Generates a synthetic categorical variable using ordered polytomous regression (without or with bootstrap).

Usage

syn.polr(y, x, xp, proper = FALSE, maxit = 1000, trace = FALSE,
  MaxNWts = 10000, ...)

Arguments

y

an original data vector of length n.

x

a matrix (n x p) of original covariates.

xp

a matrix (k x p) of synthesised covariates.

proper

for proper synthesis (proper = TRUE) a model is fitted to a bootstrapped sample of the original data.

maxit

the maximum number of iterations for nnet.

trace

switch for tracing optimization for nnet.

MaxNWts

the maximum allowable number of weights for nnet.

...

additional parameters passed to optim or nnet.

Details

Generates synthetic ordered categorical variables by the proportional odds logistic regression (polr) model.

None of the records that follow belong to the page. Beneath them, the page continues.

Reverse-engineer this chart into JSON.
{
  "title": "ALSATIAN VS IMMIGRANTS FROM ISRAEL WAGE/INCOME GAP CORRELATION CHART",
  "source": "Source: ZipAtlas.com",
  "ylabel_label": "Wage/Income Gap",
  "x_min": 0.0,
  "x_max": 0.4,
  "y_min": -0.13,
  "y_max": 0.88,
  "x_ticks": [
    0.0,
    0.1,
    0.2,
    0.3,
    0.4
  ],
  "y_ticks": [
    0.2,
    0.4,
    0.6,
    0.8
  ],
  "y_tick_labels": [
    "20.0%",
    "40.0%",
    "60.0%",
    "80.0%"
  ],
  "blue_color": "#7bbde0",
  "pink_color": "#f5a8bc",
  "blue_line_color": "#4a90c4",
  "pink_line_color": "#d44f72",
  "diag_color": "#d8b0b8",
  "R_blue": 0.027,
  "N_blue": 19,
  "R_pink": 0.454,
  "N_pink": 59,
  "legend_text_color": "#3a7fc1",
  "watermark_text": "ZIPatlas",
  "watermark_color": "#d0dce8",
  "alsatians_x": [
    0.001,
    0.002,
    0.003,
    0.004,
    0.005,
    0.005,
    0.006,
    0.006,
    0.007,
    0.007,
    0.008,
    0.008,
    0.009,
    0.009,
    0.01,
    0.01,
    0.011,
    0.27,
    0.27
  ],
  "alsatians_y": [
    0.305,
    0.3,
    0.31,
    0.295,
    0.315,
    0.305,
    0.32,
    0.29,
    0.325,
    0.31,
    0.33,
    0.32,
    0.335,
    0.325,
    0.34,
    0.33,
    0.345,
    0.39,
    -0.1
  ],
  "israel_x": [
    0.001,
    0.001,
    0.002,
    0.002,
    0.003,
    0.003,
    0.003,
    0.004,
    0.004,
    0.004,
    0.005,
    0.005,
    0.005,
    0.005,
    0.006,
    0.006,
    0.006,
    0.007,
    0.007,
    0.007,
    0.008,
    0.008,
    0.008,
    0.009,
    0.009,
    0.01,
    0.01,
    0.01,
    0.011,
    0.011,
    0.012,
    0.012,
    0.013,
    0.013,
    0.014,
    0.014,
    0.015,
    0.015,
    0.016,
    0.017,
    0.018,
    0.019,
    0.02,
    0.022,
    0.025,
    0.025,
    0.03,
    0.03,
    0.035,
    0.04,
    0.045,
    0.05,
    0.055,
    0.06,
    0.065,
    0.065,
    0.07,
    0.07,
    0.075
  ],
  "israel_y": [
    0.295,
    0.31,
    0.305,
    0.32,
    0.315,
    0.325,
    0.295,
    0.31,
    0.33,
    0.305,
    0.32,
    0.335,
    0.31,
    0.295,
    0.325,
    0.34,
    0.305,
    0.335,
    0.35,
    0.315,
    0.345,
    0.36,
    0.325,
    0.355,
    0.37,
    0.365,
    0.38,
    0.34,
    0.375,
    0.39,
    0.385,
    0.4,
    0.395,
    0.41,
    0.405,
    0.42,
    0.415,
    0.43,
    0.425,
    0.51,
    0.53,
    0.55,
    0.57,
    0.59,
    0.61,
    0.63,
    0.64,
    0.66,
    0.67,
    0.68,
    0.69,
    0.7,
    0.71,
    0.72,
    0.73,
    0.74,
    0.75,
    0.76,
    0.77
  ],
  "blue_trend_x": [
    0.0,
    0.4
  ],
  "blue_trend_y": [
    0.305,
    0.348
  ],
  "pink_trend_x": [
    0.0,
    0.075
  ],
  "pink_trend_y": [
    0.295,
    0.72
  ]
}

The function repeatedly applies logistic regression on the successive splits. The model is also known as the cumulative link model.

The algorithm of syn.polr uses the function polr from the MASS package.

In order to avoid bias due to perfect prediction, the data are augmented by the method of White, Daniel and Royston (2010).

In case the call to polr fails, usually because the data are very sparse, multinom function is used instead.

Value

A list with two components:

res

a vector of length k with synthetic values of y.

fit

a summary of the model fitted to the observed data and used to produce synthetic values.

References

White, I.R., Daniel, R. and Royston, P. (2010). Avoiding bias due to perfect prediction in multiple imputation of incomplete categorical variables. Computational Statistics and Data Analysis, 54, 2267--2275.